28 de abril de 2008
Diretor do sensível O tango de Rachevski (2003), o alemão Sam Garbarski vai mais longe na busca duma sensibilidade provocativa em Irina Palm (Irina Palm; 2007), a estranha e inusitada história duma avó que, diante da inevitabilidade duma doença de seu pequeno neto, acaba, inesperada e constrangidamente, vindo a virar masturbadora de homens num clube noturno para conseguir dinheiro para a viagem à Austrália onde o tratamento poderá ser feito. Houve quem reclamasse da verossimilhança da história, queixando-se de que não seria possível de que uma idosa dona-de-casa pudesse ter as habilidades manuais edificadas pelo filme; esta opinião é especialmente preconceituosa e só cabe nas frases daqueles para quem a conduta humana se dá sempre em linha reta e obedece a lógicas estereotipadas. Houve também quem se queixasse do possível caso amoroso entre a protagonista e seu cafetão; não me parece que este detalhe do roteiro desvie o filme para o escapismo que lhe anunciaram os observadores deste pormenor.
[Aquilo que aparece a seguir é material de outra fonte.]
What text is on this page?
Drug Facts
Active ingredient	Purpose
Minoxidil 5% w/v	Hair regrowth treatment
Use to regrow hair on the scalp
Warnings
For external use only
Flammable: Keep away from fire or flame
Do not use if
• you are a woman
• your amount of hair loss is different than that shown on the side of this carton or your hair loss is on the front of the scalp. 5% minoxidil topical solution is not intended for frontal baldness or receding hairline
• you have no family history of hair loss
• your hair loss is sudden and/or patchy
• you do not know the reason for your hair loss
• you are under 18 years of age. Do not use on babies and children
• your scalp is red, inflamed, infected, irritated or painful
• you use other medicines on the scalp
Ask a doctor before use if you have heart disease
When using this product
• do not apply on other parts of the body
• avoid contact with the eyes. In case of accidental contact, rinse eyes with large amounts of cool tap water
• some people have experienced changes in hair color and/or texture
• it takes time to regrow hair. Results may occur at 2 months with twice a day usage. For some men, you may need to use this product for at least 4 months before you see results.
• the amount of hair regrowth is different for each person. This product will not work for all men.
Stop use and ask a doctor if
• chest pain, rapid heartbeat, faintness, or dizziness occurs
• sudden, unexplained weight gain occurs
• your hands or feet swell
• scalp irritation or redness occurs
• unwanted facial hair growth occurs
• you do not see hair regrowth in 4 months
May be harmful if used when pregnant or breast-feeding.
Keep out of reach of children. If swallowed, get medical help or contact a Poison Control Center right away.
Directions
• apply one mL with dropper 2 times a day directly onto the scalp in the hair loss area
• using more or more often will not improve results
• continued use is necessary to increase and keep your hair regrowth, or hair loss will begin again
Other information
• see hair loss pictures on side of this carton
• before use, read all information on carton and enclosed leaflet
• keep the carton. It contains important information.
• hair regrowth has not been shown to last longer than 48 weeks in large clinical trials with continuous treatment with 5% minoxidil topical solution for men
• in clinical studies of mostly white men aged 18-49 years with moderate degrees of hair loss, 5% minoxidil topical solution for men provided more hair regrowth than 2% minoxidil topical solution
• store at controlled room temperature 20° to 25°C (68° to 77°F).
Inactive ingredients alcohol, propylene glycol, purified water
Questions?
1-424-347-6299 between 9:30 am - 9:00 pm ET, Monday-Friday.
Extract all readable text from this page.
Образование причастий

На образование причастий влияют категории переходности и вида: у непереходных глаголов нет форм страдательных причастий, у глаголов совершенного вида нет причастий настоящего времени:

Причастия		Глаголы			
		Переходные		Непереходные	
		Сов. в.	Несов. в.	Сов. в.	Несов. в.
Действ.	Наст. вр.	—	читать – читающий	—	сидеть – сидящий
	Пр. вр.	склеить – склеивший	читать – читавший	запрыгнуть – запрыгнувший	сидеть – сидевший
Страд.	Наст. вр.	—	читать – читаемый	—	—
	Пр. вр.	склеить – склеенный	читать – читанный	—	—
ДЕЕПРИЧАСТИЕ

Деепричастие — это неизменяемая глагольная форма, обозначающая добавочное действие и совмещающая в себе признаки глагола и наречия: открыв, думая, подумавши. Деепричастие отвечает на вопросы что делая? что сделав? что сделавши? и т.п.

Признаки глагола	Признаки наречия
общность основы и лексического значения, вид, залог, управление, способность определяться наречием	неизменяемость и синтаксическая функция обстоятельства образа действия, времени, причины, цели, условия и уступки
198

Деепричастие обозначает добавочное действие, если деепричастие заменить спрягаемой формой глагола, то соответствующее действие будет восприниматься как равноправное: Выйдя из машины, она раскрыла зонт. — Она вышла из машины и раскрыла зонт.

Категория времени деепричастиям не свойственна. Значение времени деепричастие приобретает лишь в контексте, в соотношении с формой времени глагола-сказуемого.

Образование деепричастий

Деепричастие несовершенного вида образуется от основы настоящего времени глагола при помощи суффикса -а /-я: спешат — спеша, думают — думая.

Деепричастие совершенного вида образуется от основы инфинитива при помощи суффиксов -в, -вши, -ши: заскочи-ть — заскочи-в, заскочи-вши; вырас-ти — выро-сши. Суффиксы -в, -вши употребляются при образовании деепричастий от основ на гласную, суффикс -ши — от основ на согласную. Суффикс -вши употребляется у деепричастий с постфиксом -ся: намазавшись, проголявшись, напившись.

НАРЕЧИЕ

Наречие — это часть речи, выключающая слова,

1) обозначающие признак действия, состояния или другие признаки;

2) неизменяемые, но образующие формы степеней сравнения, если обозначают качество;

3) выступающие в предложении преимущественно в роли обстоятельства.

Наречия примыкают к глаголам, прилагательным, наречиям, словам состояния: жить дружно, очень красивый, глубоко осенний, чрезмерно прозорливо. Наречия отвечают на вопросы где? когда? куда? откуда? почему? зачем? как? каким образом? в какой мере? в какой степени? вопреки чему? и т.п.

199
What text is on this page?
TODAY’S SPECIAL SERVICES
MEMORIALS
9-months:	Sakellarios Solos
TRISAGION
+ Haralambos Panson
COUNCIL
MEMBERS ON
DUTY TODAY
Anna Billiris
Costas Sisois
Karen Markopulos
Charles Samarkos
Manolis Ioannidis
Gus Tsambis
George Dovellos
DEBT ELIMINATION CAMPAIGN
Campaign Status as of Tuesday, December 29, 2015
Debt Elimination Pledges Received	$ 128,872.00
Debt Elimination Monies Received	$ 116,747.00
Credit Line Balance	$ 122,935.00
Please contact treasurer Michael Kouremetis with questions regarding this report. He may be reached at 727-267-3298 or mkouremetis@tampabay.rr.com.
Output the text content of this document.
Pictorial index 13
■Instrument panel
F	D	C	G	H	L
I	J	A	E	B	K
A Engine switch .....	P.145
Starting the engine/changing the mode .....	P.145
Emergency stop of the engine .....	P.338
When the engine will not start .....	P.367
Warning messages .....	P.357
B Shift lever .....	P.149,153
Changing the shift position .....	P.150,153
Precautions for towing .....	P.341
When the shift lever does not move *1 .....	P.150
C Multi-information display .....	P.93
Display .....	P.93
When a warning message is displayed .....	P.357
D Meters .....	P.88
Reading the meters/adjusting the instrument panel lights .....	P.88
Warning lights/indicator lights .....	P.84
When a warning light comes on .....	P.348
È na verdade uma utilização de um conceito de verossimilhança aplicado aos romances do século XIX e que o próprio Honoré de Balzac ia destruindo com suas volúveis tramas.
Antes de mais nada, Irina Palm é um sopro na hipocrisia moral. Se não chega a ter a virulência visual de Shortbus (2006), de John Cameron Mitchell, com escassas exibições marginais em Porto Alegre e um dos eventos da programação de cinema do ano, isto não é um impedimento para que a provocação do filme seja enérgica; um jornalista gaúcho acusou o filme de não mostrar uma cena que fosse em que Maggie estivesse com a mão na genitália do freguês, o que revela a superficialidade do analista, algo que se assemelha a um queixoso voyeur de fitas pornográficas.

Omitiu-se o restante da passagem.